The new "non-masking" algorithm exploits some little tricks (explained in 34. A good compromise) to provide arbitrarily long checksums while using "only" a generator running on 26 bits (with a period of 2^51, or 2.251.799.813.685.248). When using 32-bit registers, it provides a baseline checksum of 32 bits and the extended result can bring the full checksum to 64 bits.
This is appropriate for the (non-crypto) signature of files for example.
The input data is mixed in chunks of 16 bits only because the generator has only 26 bits. Mixing larger chunks would not make as much sense in corner cases, such as when reading long sequences of constant data.
The 2 new XOR gate increase the computation cost slightly but it's still far from a comparable CRC32 with or without tables for example. And the source code is inherently more portable than the earlier versions that rely on supporting the hardware carry signal.

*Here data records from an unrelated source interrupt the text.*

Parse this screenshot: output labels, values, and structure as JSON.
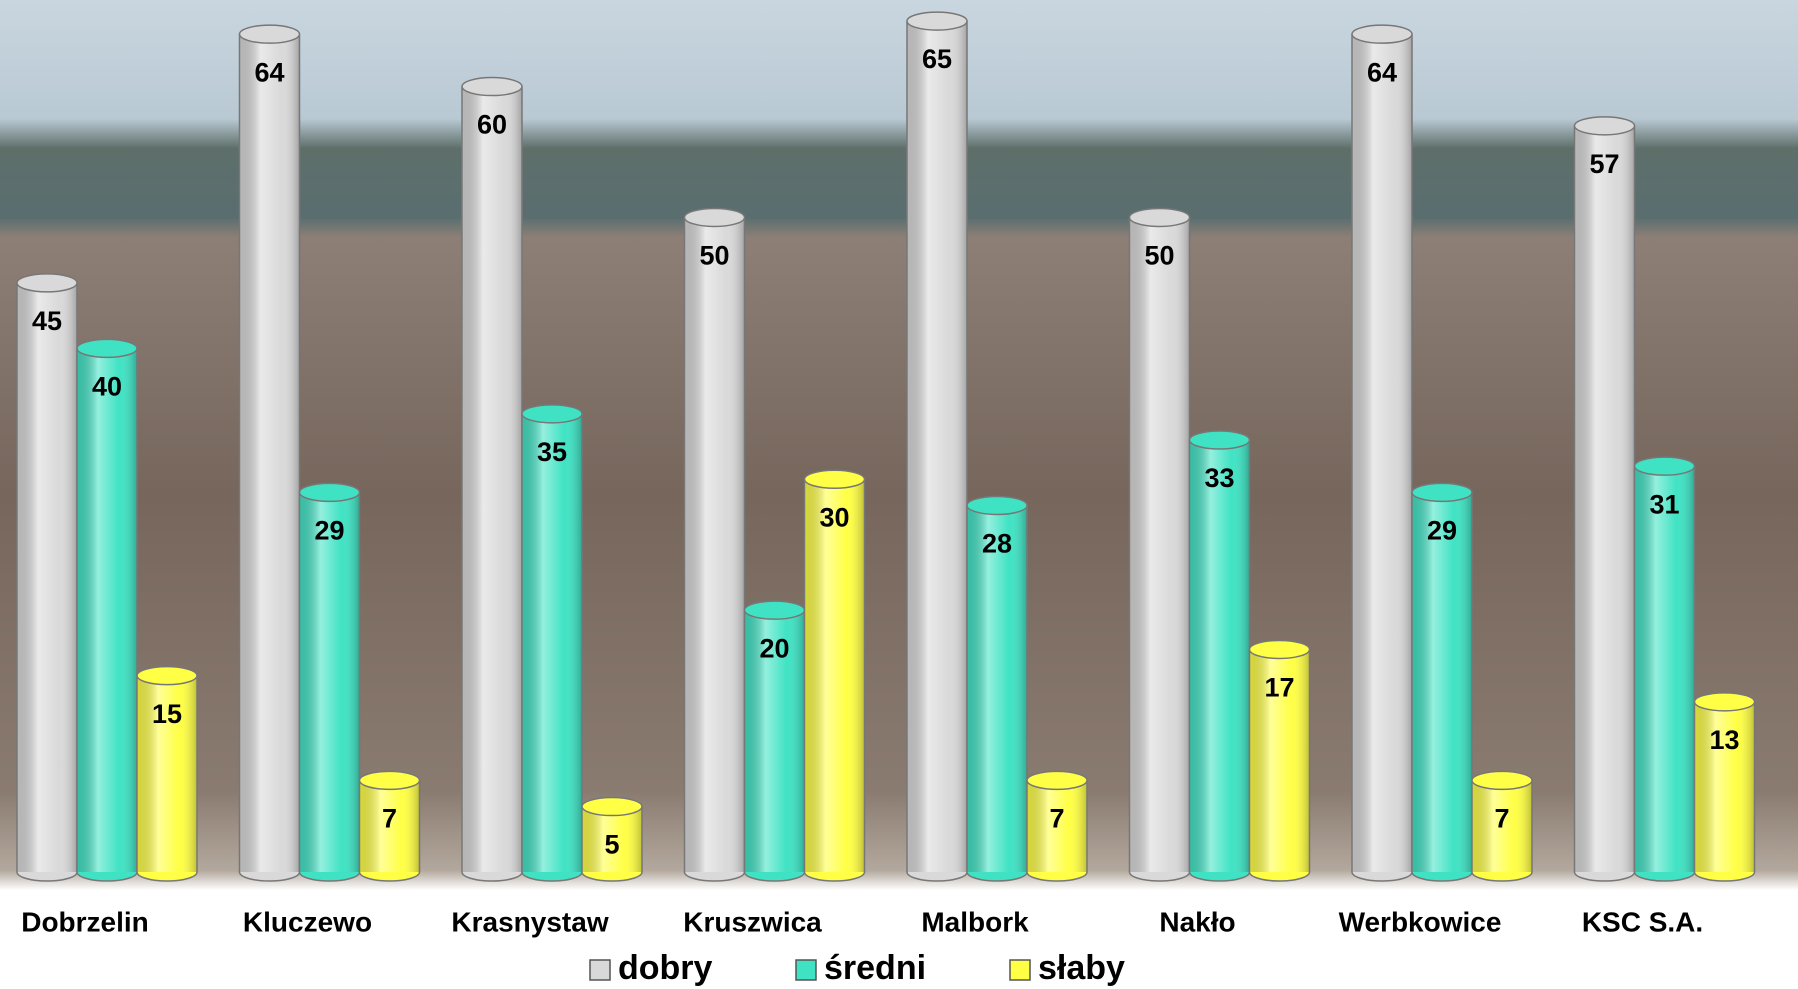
{
  "chart_data": {
    "type": "bar3d",
    "categories": [
      "Dobrzelin",
      "Kluczewo",
      "Krasnystaw",
      "Kruszwica",
      "Malbork",
      "Nakło",
      "Werbkowice",
      "KSC S.A."
    ],
    "series": [
      {
        "name": "dobry",
        "color": "#d9d9d9",
        "values": [
          45,
          64,
          60,
          50,
          65,
          50,
          64,
          57
        ]
      },
      {
        "name": "średni",
        "color": "#3fe3c4",
        "values": [
          40,
          29,
          35,
          20,
          28,
          33,
          29,
          31
        ]
      },
      {
        "name": "słaby",
        "color": "#ffff45",
        "values": [
          15,
          7,
          5,
          30,
          7,
          17,
          7,
          13
        ]
      }
    ],
    "ylim": [
      0,
      66
    ],
    "legend": "bottom"
  }
}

// The original lovely but masking algo: C += X + Y; // ADC Y = X + M_; X = C & PISANO_MASK; C = C >> PISANO_WIDTH; // The new non-masking algo: Cu += Xu + Yu; // ADC p = Xu ^ Yu; Yu = Xu + M_; Xu = Cu; Cu = ((p ^ Cu) >> PISANO_WIDTH) & 1; // ROL 6
The "masking" algo is amazingly short and beautifully efficient but limits the number of useful/used bits to 26×2. This means that only 0.05% of the available coding space is used. Not wasting these bits is worth a few extra instructions, I think, unless a better/higher number than 26 is found.
The Xu = Cu line will be removed by more advanced, unrolled versions of the code where variable renaming optimisations are possible.